Dean and Ajax went out the front door and down the slate-topped steps to the cul-de-sac. "Aw, man," Ajax griped. "I was getting wood. She thinks I'm hot. I was moving my hand down her ass and all she did was squeeze me tighter."

"Ajax, we're here on business," Dean reminded. "You're not supposed to be feeling up the housekeeper."

"I wasn't feeling her up. I was consoling her. I was imparting solace to her obvious state of unease."

"The only thing you were imparting was your hand up her ass." Dean unlocked the 4x4. "You were pawing on her like she was a prom date. For God's sake, Ajax. She's an old lady."

"An old lady's head on Shannon Tweed's body. Fuck. My dick's leaking."

They got in and drove back out the service road, Ajax shaking his head all the way. "And what's this shit about a storm? The sky was crystal clear when we drove up."

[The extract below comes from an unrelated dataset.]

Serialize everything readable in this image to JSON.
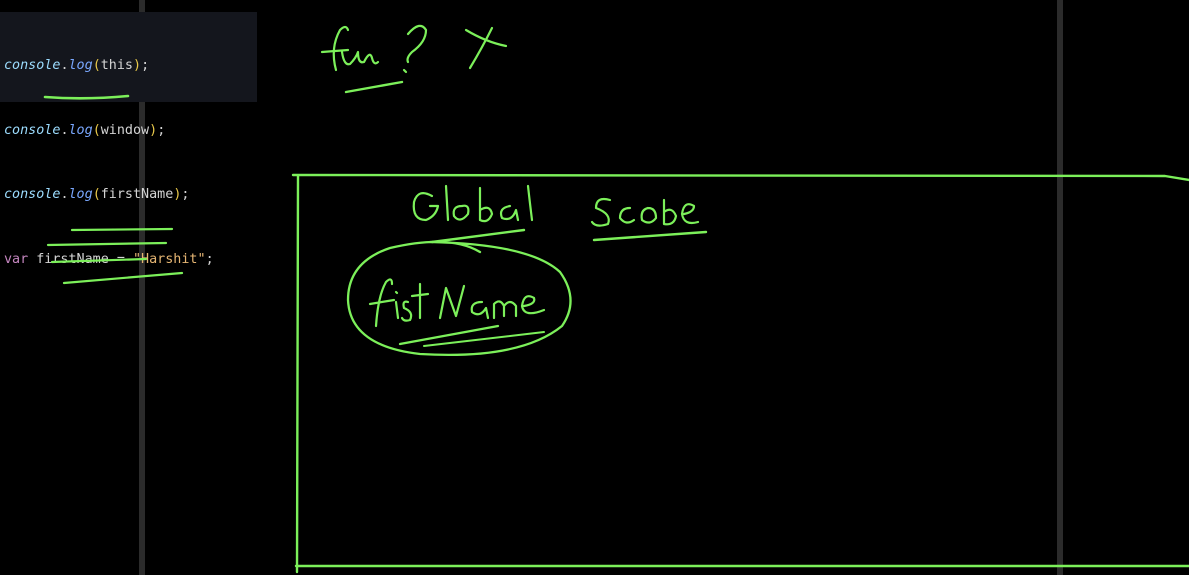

Over the next hill, thunder rumbled. "Welcome to South Dakota," Dean said. "Storms sneak up fast. You can be out working the fields with the sun beating on your back, and five minutes later it's pouring rain and you're dodging lightning." Even as he spoke, churning black thunderheads, like an abyssal surf, began to consume the twilight.

"So where are we going?" Ajax asked. "Your dad's ranch?"

"No. The woods along Stoddard's Mill, where the cop was killed last night. 38th and Auburn—that's what they said on the news."

"Fine, but what are we gonna do?"

"I just... want to... see something," Dean cryptically replied.

Twenty minutes later, they were there, idling slowly down the unlit street. Trailers and salt-box houses lined the left side of Auburn, while all that flanked the right side was the forest. Dean kept his eyes peeled as Ajax smoked. At the corner of 38th, Dean pulled to a stop.